Monday 15 June 2009

Bile Duct Diary XVII

20 February, 2009


I have just returned to my keyboard, with slightly shaky hands, after a week in an isolated room at the Royal Marsden being injected with the latest scientific advance: the Reovirus that is supposed to hunt down cancer cells and interfere with their DNA, so they are no longer able to reproduce. The week began with an infusion of a chemotherapy meant to weaken my own immune system, and this leaves the way clear for the Reovirus to do its thing. Because this is a drug trial that will one day lead to public usage, they are carefully monitoring all the side effects and reactions that I have to the virus. So I was isolated and sterilised and everyone who poked their head in to take a temperature had to be gloved, masked and gowned….(wasn’t there a Dustin Hoffman film about this a few years ago?) The reaction was like a heavy flu with aching, sweating and shivering, but thankfully only lasted for 2 of the 5 days. That I can cope with.

At first the experience did seem rather bizarre, and dissociating. It reminded me of the Jain religion in India who wear masks so they don’t kill airborne organisms while inhaling. I couldn’t even leave the room to stroll in the corridor…..(yes, if you’re wondering, I had my own toilet)….so my only exercise was about 5 paces across the room and back, and my second film reference emerged as The Great Escape with Steve McQueen.
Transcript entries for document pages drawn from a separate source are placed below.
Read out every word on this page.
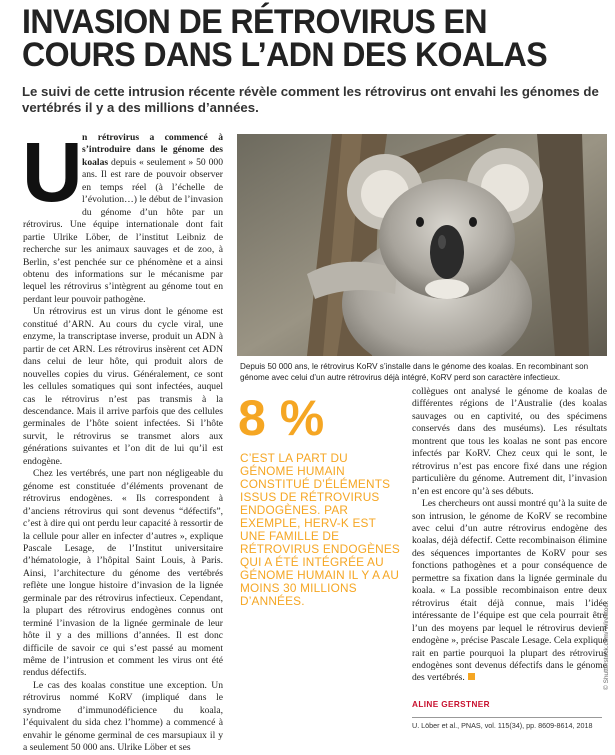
INVASION DE RÉTROVIRUS EN COURS DANS L’ADN DES KOALAS

Le suivi de cette intrusion récente révèle comment les rétrovirus ont envahi les génomes de vertébrés il y a des millions d’années.

U n rétrovirus a commencé à s’introduire dans le génome des koalas depuis « seulement » 50 000 ans. Il est rare de pouvoir observer en temps réel (à l’échelle de l’évolution…) le début de l’invasion du génome d’un hôte par un rétrovirus. Une équipe internationale dont fait partie Ulrike Löber, de l’institut Leibniz de recherche sur les animaux sauvages et de zoo, à Berlin, s’est penchée sur ce phénomène et a ainsi obtenu des informations sur le mécanisme par lequel les rétrovirus s’intègrent au génome tout en perdant leur pouvoir pathogène.

Un rétrovirus est un virus dont le génome est constitué d’ARN. Au cours du cycle viral, une enzyme, la transcriptase inverse, produit un ADN à partir de cet ARN. Les rétrovirus insèrent cet ADN dans celui de leur hôte, qui produit alors de nouvelles copies du virus. Généralement, ce sont les cellules somatiques qui sont infectées, auquel cas le rétrovirus n’est pas transmis à la descendance. Mais il arrive parfois que des cellules germinales de l’hôte soient infectées. Si l’hôte survit, le rétrovirus se transmet alors aux générations suivantes et l’on dit de lui qu’il est endogène.

Chez les vertébrés, une part non négligeable du génome est constituée d’éléments provenant de rétrovirus endogènes. « Ils correspondent à d’anciens rétrovirus qui sont devenus “défectifs”, c’est à dire qui ont perdu leur capacité à ressortir de la cellule pour aller en infecter d’autres », explique Pascale Lesage, de l’Institut universitaire d’hématologie, à l’hôpital Saint Louis, à Paris. Ainsi, l’architecture du génome des vertébrés reflète une longue histoire d’invasion de la lignée germinale par des rétrovirus infectieux. Cependant, la plupart des rétrovirus endogènes connus ont terminé l’invasion de la lignée germinale de leur hôte il y a des millions d’années. Il est donc difficile de savoir ce qui s’est passé au moment même de l’intrusion et comment les virus ont été rendus défectifs.

Le cas des koalas constitue une exception. Un rétrovirus nommé KoRV (impliqué dans le syndrome d’immunodéficience du koala, l’équivalent du sida chez l’homme) a commencé à envahir le génome germinal de ces marsupiaux il y a seulement 50 000 ans. Ulrike Löber et ses

Depuis 50 000 ans, le rétrovirus KoRV s’installe dans le génome des koalas. En recombinant son génome avec celui d’un autre rétrovirus déjà intégré, KoRV perd son caractère infectieux.

8 %

C’EST LA PART DU GÉNOME HUMAIN CONSTITUÉ D’ÉLÉMENTS ISSUS DE RÉTROVIRUS ENDOGÈNES. PAR EXEMPLE, HERV-K EST UNE FAMILLE DE RÉTROVIRUS ENDOGÈNES QUI A ÉTÉ INTÉGRÉE AU GÉNOME HUMAIN IL Y A AU MOINS 30 MILLIONS D’ANNÉES.

collègues ont analysé le génome de koalas de différentes régions de l’Australie (des koalas sauvages ou en captivité, ou des spécimens conservés dans des muséums). Les résultats montrent que tous les koalas ne sont pas encore infectés par KoRV. Chez ceux qui le sont, le rétrovirus n’est pas encore fixé dans une région particulière du génome. Autrement dit, l’invasion n’en est encore qu’à ses débuts.

Les chercheurs ont aussi montré qu’à la suite de son intrusion, le génome de KoRV se recombine avec celui d’un autre rétrovirus endogène des koalas, déjà défectif. Cette recombinaison élimine des séquences importantes de KoRV pour ses fonctions pathogènes et a pour conséquence de permettre sa fixation dans la lignée germinale du koala. « La possible recombinaison entre deux rétrovirus était déjà connue, mais l’idée intéressante de l’équipe est que cela pourrait être l’un des moyens par lequel le rétrovirus devient endogène », précise Pascale Lesage. Cela explique rait en partie pourquoi la plupart des rétrovirus endogènes sont devenus défectifs dans le génome des vertébrés.

ALINE GERSTNER

U. Löber et al., PNAS, vol. 115(34), pp. 8609-8614, 2018

© Shutterstock.com/ Wirestock
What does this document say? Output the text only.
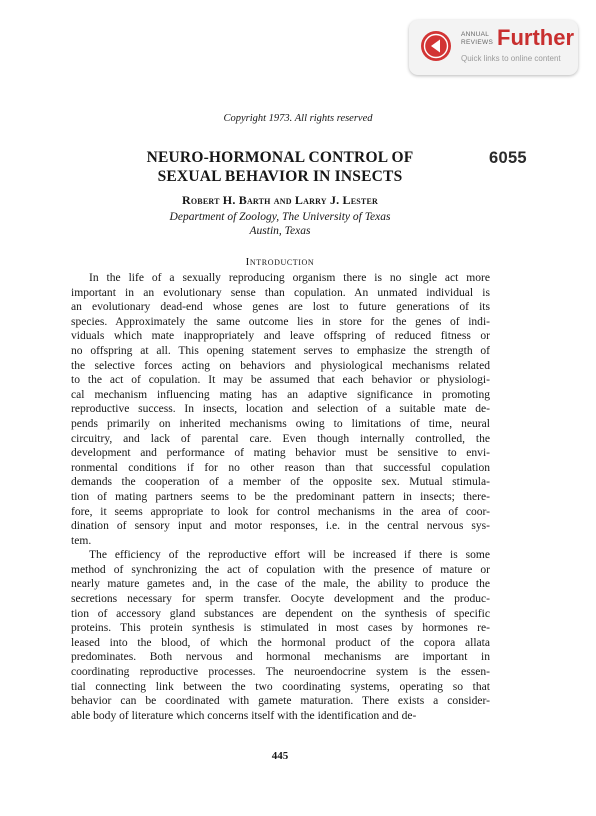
ANNUAL
REVIEWS Further
Quick links to online content
Copyright 1973. All rights reserved
NEURO-HORMONAL CONTROL OF
SEXUAL BEHAVIOR IN INSECTS
6055
Robert H. Barth and Larry J. Lester
Department of Zoology, The University of Texas
Austin, Texas
Introduction
In the life of a sexually reproducing organism there is no single act more
important in an evolutionary sense than copulation. An unmated individual is
an evolutionary dead-end whose genes are lost to future generations of its
species. Approximately the same outcome lies in store for the genes of indi-
viduals which mate inappropriately and leave offspring of reduced fitness or
no offspring at all. This opening statement serves to emphasize the strength of
the selective forces acting on behaviors and physiological mechanisms related
to the act of copulation. It may be assumed that each behavior or physiologi-
cal mechanism influencing mating has an adaptive significance in promoting
reproductive success. In insects, location and selection of a suitable mate de-
pends primarily on inherited mechanisms owing to limitations of time, neural
circuitry, and lack of parental care. Even though internally controlled, the
development and performance of mating behavior must be sensitive to envi-
ronmental conditions if for no other reason than that successful copulation
demands the cooperation of a member of the opposite sex. Mutual stimula-
tion of mating partners seems to be the predominant pattern in insects; there-
fore, it seems appropriate to look for control mechanisms in the area of coor-
dination of sensory input and motor responses, i.e. in the central nervous sys-
tem.
The efficiency of the reproductive effort will be increased if there is some
method of synchronizing the act of copulation with the presence of mature or
nearly mature gametes and, in the case of the male, the ability to produce the
secretions necessary for sperm transfer. Oocyte development and the produc-
tion of accessory gland substances are dependent on the synthesis of specific
proteins. This protein synthesis is stimulated in most cases by hormones re-
leased into the blood, of which the hormonal product of the copora allata
predominates. Both nervous and hormonal mechanisms are important in
coordinating reproductive processes. The neuroendocrine system is the essen-
tial connecting link between the two coordinating systems, operating so that
behavior can be coordinated with gamete maturation. There exists a consider-
able body of literature which concerns itself with the identification and de-
445
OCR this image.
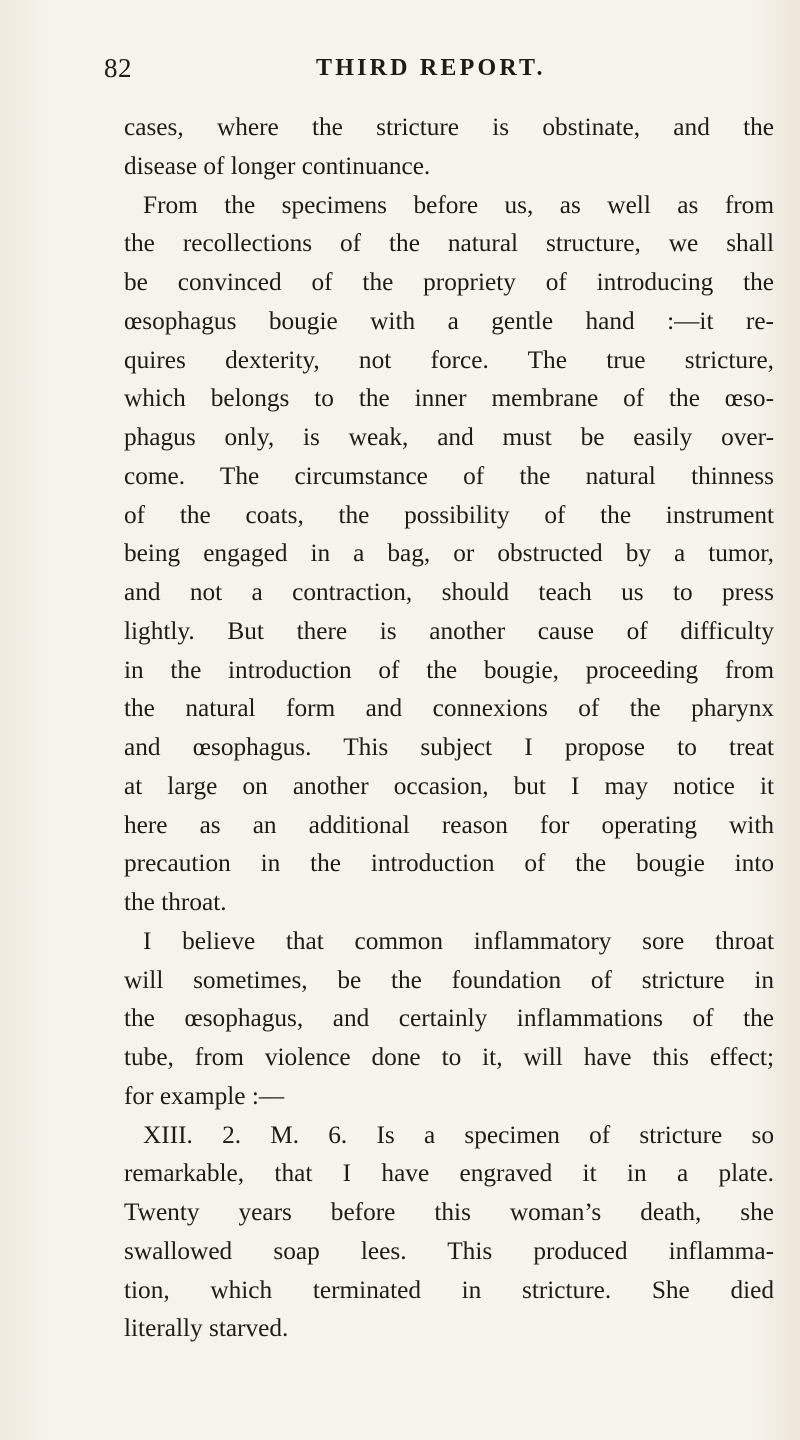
82	THIRD REPORT.
cases, where the stricture is obstinate, and the
disease of longer continuance.
From the specimens before us, as well as from
the recollections of the natural structure, we shall
be convinced of the propriety of introducing the
œsophagus bougie with a gentle hand :—it re-
quires dexterity, not force. The true stricture,
which belongs to the inner membrane of the œso-
phagus only, is weak, and must be easily over-
come. The circumstance of the natural thinness
of the coats, the possibility of the instrument
being engaged in a bag, or obstructed by a tumor,
and not a contraction, should teach us to press
lightly. But there is another cause of difficulty
in the introduction of the bougie, proceeding from
the natural form and connexions of the pharynx
and œsophagus. This subject I propose to treat
at large on another occasion, but I may notice it
here as an additional reason for operating with
precaution in the introduction of the bougie into
the throat.
I believe that common inflammatory sore throat
will sometimes, be the foundation of stricture in
the œsophagus, and certainly inflammations of the
tube, from violence done to it, will have this effect;
for example :—
XIII. 2. M. 6. Is a specimen of stricture so
remarkable, that I have engraved it in a plate.
Twenty years before this woman’s death, she
swallowed soap lees. This produced inflamma-
tion, which terminated in stricture. She died
literally starved.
The plan is that I repeat this in one month and then do a bunch of tests and scans so the medics can determine if there are signs of change in the cancer. If it is helpful, I can carry on with this for 8 months, and if it isn’t, I will leave the trial and look around for other options, but with pancreatic cancer, there aren’t many.

So……there’s been more time last week to ponder on what all is happening to me. I felt very achy and sleepy, so I wasn’t interested in reading or television. But I must say the longer I live with this cancer, (and I had my one year anniversary of my operation yesterday), the more I can feel my self living alongside it. I have no idea how I will react if/when things get worse but at the moment it feels like the cancer and I can live side by side. I can feels its effects, I can read about it, I like to talk about it, but I am also aware that it gives me more space and time, for perhaps a richer kind of living than I have done before. Maybe I’m feeling a little less frightened about living ‘in the meantime’.

I’ll write again in a month or so when results are more clear.